Quelques heures plus tôt, lors de l’impressionnante procession du Corpus Christi qui a traversé Séville en fête, les fidèles suffoquaient sous la vague caniculaire, mais une fois la nuit tombée, une brise légère s’est enfin levée. Arrivés en calèches à cheval ou en berlines, les heureux invités de la maison Dior découvrent alors la place d’Espagne, la plus célèbre de la ville, privatisée pour un moment d’exception.




Quel coup d’œil ! Achevé en 1929 pour l’Exposition américano-ibérique, l’ensemble néo-Renaissance, grandiose, est entièrement décoré de centaines de milliers d’œillets rouges. Symbolisant l’harmonie entre les cinquante provinces espagnoles et les anciennes colonies d’Amérique, cet arc de cercle tourné vers le Guadalquivir semble à nouveau le centre du monde, tant les langues et les nationalités s’y mêlent.

Bientôt les lumières s’éteignent et la musique s’élève. L’orchestre Bética de Cámara, dirigé par Alberto Iglesias, compositeur inégalé des bandes son d’Almodovar, prend son élan, comme Belén López et El Yiyo.
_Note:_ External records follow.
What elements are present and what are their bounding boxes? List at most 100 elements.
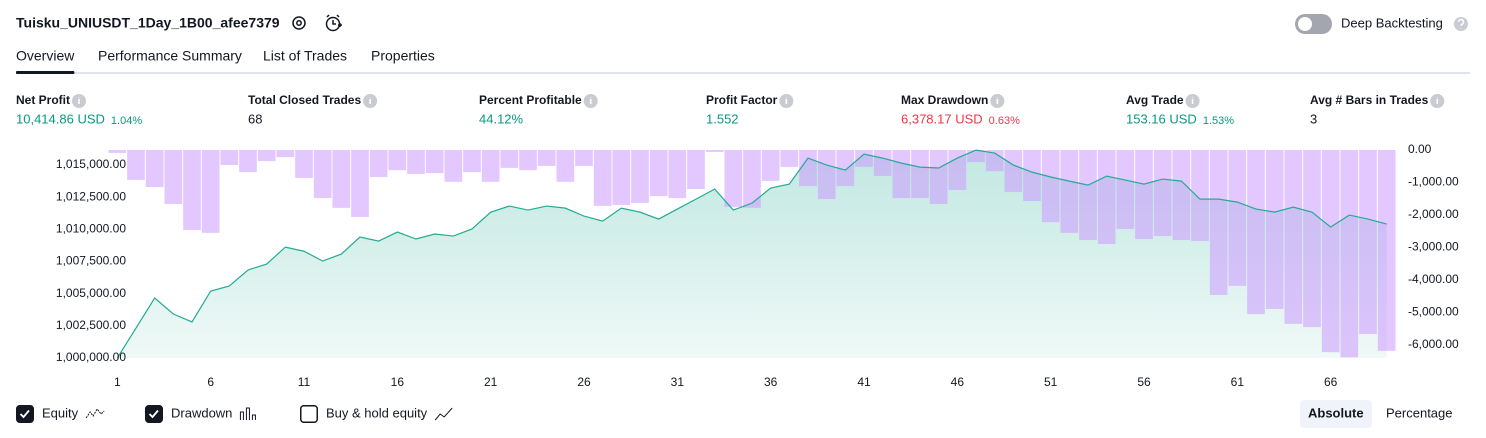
metric-value: 153.16 USD: [1126, 111, 1197, 126]
tab-separator: [16, 72, 1470, 74]
drawdown-bar: [537, 150, 556, 166]
drawdown-bar: [407, 150, 425, 175]
drawdown-bar: [761, 150, 780, 181]
drawdown-bar: [201, 150, 220, 233]
drawdown-bar: [388, 150, 407, 171]
drawdown-bar: [799, 150, 817, 187]
drawdown-bar: [1060, 150, 1079, 233]
tab[interactable]: List of Trades: [263, 48, 347, 64]
drawdown-bar: [705, 150, 724, 152]
metric-value: 1.552: [706, 111, 739, 126]
drawdown-bar: [257, 150, 276, 162]
drawdown-bar: [183, 150, 201, 230]
metric-value: 10,414.86 USD: [16, 111, 105, 126]
legend-label[interactable]: Buy & hold equity: [326, 405, 428, 420]
settings-icon[interactable]: [292, 16, 306, 30]
metric-value: 3: [1310, 111, 1317, 126]
drawdown-bar: [351, 150, 369, 217]
metric-label: Percent Profitable: [479, 93, 582, 107]
drawdown-bar: [313, 150, 332, 199]
drawdown-bar: [127, 150, 145, 180]
y-tick-label: 1,005,000.00: [56, 286, 126, 300]
drawdown-bar: [1004, 150, 1023, 192]
drawdown-bar: [295, 150, 313, 178]
drawdown-bar: [1153, 150, 1172, 237]
equity-line: [116, 149, 1387, 359]
drawdown-bar: [1284, 150, 1303, 324]
metric-label: Avg # Bars in Trades: [1310, 93, 1429, 107]
drawdown-bar: [911, 150, 929, 199]
drawdown-bar: [1079, 150, 1097, 241]
legend-label[interactable]: Drawdown: [171, 405, 232, 420]
legend-checkbox[interactable]: [300, 405, 318, 423]
drawdown-bar: [1135, 150, 1153, 240]
x-tick-label: 41: [857, 375, 871, 389]
toggle-knob: [1298, 17, 1312, 31]
drawdown-bar: [425, 150, 444, 174]
legend-label[interactable]: Equity: [42, 405, 79, 420]
drawdown-bar: [463, 150, 481, 173]
view-button[interactable]: Absolute: [1308, 405, 1364, 420]
drawdown-bar: [929, 150, 948, 204]
y-tick-label: 1,012,500.00: [56, 189, 126, 203]
tab[interactable]: Properties: [371, 48, 435, 64]
metric-label: Profit Factor: [706, 93, 778, 107]
drawdown-bar: [724, 150, 743, 207]
drawdown-bar: [743, 150, 761, 208]
drawdown-bar: [332, 150, 351, 208]
tab[interactable]: Overview: [16, 48, 75, 64]
x-tick-label: 46: [951, 375, 965, 389]
y2-tick-label: -4,000.00: [1408, 272, 1459, 286]
x-tick-label: 56: [1137, 375, 1151, 389]
drawdown-bar: [108, 150, 127, 153]
x-tick-label: 51: [1044, 375, 1058, 389]
y-tick-label: 1,002,500.00: [56, 318, 126, 332]
deep-backtesting-label: Deep Backtesting: [1341, 15, 1443, 30]
legend-icon: [85, 408, 105, 419]
drawdown-bar: [276, 150, 295, 158]
alert-icon[interactable]: [325, 14, 343, 32]
help-icon[interactable]: [1454, 17, 1468, 31]
x-tick-label: 66: [1324, 375, 1338, 389]
drawdown-bar: [612, 150, 631, 205]
drawdown-bar: [1265, 150, 1284, 309]
drawdown-bar: [631, 150, 649, 203]
metric-percent: 1.53%: [1203, 115, 1234, 127]
x-tick-label: 31: [671, 375, 685, 389]
drawdown-bar: [780, 150, 799, 167]
x-tick-label: 61: [1231, 375, 1245, 389]
metric-label: Net Profit: [16, 93, 70, 107]
drawdown-bar: [220, 150, 239, 165]
drawdown-bar: [892, 150, 911, 199]
drawdown-bar: [836, 150, 855, 187]
drawdown-bar: [164, 150, 183, 204]
metric-value: 6,378.17 USD: [901, 111, 983, 126]
metric-label: Avg Trade: [1126, 93, 1184, 107]
metric-label: Total Closed Trades: [248, 93, 361, 107]
active-tab-underline: [16, 71, 75, 74]
x-tick-label: 21: [484, 375, 498, 389]
x-tick-label: 1: [114, 375, 121, 389]
y-tick-label: 1,015,000.00: [56, 157, 126, 171]
view-button[interactable]: Percentage: [1386, 405, 1453, 420]
checkmark: [19, 409, 30, 419]
legend-icon: [434, 407, 453, 421]
drawdown-bar: [444, 150, 463, 182]
x-tick-label: 11: [298, 375, 311, 389]
metric-percent: 0.63%: [989, 115, 1020, 127]
drawdown-bar: [1247, 150, 1265, 315]
drawdown-bar: [1359, 150, 1377, 334]
drawdown-bar: [1191, 150, 1209, 241]
drawdown-bar: [855, 150, 873, 167]
drawdown-bar: [1377, 150, 1396, 351]
drawdown-bar: [1041, 150, 1060, 223]
y-tick-label: 1,000,000.00: [56, 350, 126, 364]
drawdown-bar: [1209, 150, 1228, 295]
drawdown-bar: [668, 150, 687, 199]
strategy-title: Tuisku_UNIUSDT_1Day_1B00_afee7379: [16, 15, 280, 31]
drawdown-bar: [1172, 150, 1191, 241]
tab[interactable]: Performance Summary: [98, 48, 242, 64]
drawdown-bar: [1321, 150, 1340, 353]
drawdown-bar: [145, 150, 164, 188]
drawdown-bar: [687, 150, 705, 189]
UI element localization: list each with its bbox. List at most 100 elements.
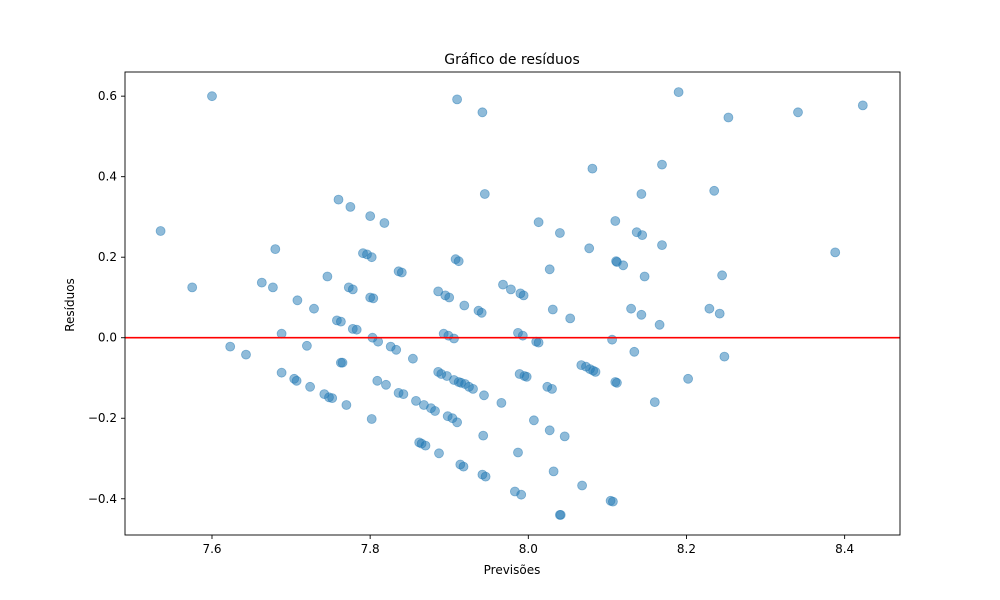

Les deux bailaores martèlent la scène de leurs talons dans un taconeando étourdissant, hommage à Carmen Amaya, dite la Capitana, légendaire danseuse de flamenco connue pour sa totale liberté et ses vêtements d’homme.


Cette allure masculine au féminin inspire d’ailleurs tout le défilé, sublimé par les danseuses de la chorégraphe Blanca Li, toutes vêtues de longues robes de mousseline écarlate qui ondulent et se déploient sur les ponts d’Aragon et de Castille. À leurs pieds, cent dix mannequins défilent. Chaps d’équitation matelassées, cravaches, bretelles, complets à rayures, boléros de toreros et vestes à brandebourgs se mêlent aux jupes gitanes à volants, aux châles de Manille ou aux éventails en dentelle de l’atelier Abanicos Carbonell.


Comme de coutume, Maria Grazia Chiuri a puisé dans les merveilleux savoir-faire régionaux pour magnifier ses créations. Ainsi, les chapeaux de cavalières, en feutre ou en paille, ont-ils été réalisés par les artisans de Fernández y Roche, en s’inspirant d’une photo de Jackie Kennedy à cheval en compagnie de la duchesse d’Albe. Javier Menacho Guisado a, pour sa part, embelli le sac Saddle de ses traditionnels ornements de cuir, tandis que l’atelier Jesús Rosado, qui brode habituellement d’or et d’argent les vêtements des Madones lors des processions religieuses, a appliqué ses talents à l’emblématique veste Bar.
Tissée d’une myriade de références à l’histoire de la maison et à celle de l’Espagne, cette collection croisière était une véritable déclaration d’amour à la culture andalouse. Un amour payé de retour si l’on en juge par l’ovation et les danses ferventes qui ont accueilli la créatrice à l’issue du défilé, ainsi que par la profonde émotion qui a emporté l’assistance éblouie.